Ancora violenza a Chieti: 46enne aggredito alla Trinità

L’uomo, preso a pugni in faccia da due sconosciuti, finisce in ospedale. È il quinto episodio in poche settimane
CHIETI. Torna la violenza nel centro storico di Chieti. Il teatro dell’ennesima aggressione è piazza Trento e Trieste, per tutti i teatini la Trinità: un uomo di 46 anni, di origini senegalesi, è stato preso a pugni in faccia, nella notte tra domenica e lunedì, probabilmente da altri due stranieri. Il pestaggio riaccende il dibattito sul tema della sicurezza nel cuore della città: è almeno il quinto episodio che si verifica in poche settimane. Il caso è già finito al centro della discussione del comitato provinciale per l’ordine e la sicurezza pubblica. In occasione dell’ultima seduta dell’organo presieduto dal prefetto Silvana D’Agostino è stata annunciata l’intensificazione dei controlli da parte delle forze dell’ordine. Non solo: il sindaco Giovanni Legnini ha rimarcato la volontà del Comune di potenziare gli impianti di videosorveglianza. L’allarme, l’altra sera, è scattato poco prima di mezzanotte.
Sul posto si sono precipitate le pattuglie dei carabinieri.
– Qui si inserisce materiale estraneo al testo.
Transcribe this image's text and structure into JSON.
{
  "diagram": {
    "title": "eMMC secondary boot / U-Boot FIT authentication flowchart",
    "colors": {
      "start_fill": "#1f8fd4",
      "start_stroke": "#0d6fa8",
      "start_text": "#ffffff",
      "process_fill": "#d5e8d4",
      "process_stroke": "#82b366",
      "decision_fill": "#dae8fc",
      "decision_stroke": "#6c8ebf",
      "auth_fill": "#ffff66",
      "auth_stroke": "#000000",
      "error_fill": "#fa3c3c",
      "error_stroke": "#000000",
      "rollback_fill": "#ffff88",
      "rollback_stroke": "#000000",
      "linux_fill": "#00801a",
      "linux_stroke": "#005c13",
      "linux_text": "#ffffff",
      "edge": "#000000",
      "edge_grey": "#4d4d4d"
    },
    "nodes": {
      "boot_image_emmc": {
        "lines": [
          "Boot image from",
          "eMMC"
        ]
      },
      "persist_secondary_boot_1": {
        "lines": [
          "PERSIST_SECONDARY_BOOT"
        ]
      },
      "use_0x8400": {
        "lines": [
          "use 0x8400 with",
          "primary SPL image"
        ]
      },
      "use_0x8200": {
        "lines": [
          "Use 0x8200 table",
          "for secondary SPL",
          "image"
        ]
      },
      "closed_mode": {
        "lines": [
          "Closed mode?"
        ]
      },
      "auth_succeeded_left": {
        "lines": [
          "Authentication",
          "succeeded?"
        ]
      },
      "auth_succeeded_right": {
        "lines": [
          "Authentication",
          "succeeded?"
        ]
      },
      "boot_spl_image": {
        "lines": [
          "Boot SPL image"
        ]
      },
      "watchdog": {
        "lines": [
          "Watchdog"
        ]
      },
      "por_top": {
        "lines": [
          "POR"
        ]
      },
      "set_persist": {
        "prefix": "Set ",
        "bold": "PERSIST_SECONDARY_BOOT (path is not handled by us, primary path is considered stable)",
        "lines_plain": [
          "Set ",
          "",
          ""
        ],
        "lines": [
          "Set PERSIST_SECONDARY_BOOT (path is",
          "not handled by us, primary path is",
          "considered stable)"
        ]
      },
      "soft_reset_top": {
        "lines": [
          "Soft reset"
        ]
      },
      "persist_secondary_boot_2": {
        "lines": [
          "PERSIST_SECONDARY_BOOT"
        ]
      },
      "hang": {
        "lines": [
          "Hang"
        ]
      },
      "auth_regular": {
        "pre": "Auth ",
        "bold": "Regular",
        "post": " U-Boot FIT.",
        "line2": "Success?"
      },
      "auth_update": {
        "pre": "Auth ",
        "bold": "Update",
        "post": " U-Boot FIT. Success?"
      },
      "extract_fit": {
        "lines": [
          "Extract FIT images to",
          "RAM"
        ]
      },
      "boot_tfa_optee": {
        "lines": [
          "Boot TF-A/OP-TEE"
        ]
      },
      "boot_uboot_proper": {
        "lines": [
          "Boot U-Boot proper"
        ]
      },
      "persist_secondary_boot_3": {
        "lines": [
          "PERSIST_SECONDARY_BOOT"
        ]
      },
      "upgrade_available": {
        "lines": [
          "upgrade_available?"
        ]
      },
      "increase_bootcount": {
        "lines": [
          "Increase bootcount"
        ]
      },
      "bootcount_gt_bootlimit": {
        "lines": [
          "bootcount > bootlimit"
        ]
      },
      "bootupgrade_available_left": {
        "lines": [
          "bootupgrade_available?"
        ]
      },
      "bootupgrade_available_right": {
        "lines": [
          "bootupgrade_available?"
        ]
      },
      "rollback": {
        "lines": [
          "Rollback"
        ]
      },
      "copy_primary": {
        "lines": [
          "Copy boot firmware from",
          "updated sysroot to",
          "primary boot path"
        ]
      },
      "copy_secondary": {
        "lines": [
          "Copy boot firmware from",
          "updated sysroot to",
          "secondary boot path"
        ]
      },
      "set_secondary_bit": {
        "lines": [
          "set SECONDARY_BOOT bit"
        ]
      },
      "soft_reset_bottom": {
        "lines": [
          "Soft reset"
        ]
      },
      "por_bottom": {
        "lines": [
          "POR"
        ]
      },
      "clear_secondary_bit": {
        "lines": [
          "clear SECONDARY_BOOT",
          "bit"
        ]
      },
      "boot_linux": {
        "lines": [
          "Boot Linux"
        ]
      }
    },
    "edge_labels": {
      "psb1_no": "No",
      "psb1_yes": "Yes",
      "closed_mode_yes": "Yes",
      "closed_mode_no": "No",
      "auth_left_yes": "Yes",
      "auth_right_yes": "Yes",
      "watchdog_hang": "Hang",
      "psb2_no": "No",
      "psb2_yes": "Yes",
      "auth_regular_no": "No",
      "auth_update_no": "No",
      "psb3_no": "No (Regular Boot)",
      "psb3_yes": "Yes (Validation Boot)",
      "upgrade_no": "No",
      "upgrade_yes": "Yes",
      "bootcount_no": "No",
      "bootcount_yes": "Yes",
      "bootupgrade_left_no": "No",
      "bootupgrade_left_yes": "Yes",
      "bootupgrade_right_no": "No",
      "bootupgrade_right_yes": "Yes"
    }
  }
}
La vittima, palesemente ubriaca, ha raccontato di essere stata presa di mira da due uomini che non aveva mai visto prima. Le motivazioni che hanno innescato la violenza non sono ancora note, ma tutto lascia pensare che l’alcol abbia fatto la sua parte. Fatto sta che la vittima è stata soccorsa dagli operatori del 118 e trasportata, in ambulanza, al pronto soccorso dell’ospedale Santissima Annunziata. Il paziente ha riportato lesioni giudicate guaribili in dieci giorni. Adesso le indagini dei militari dell’Arma puntano a individuare i responsabili dell’aggressione attraverso le testimonianze e le immagini delle telecamere della zona, che – in almeno altre due circostanze – già si sono dimostrate decisive per dare un volto a chi ha scatenato il panico alla Trinità.
Lo scorso 4 luglio è avvenuta una maxi rissa che ha coinvolto un gruppo di giovani. Quando sul posto sono arrivati carabinieri e polizia, i violenti avevano già fatto perdere le loro tracce. Ma le successive indagini hanno consentito di denunciare alcuni dei responsabili. A fine maggio, poco prima delle otto di sera, davanti a decine di testimoni, due gruppi di ragazzi d’origine tunisina si erano invece fronteggiati a colpi di sedie, tavoli e bottiglie. Uno di loro era rimasto ferito a un braccio da un coccio di vetro. Le immagini dello scontro, riprese dai passanti con gli smartphone, avevano fatto il giro dei social, suscitando forte preoccupazione e alimentando il confronto politico sul tema della sicurezza urbana, in piena campagna elettorale. In quel caso gli investigatori erano riusciti a scoprire tutti i protagonisti della zuffa.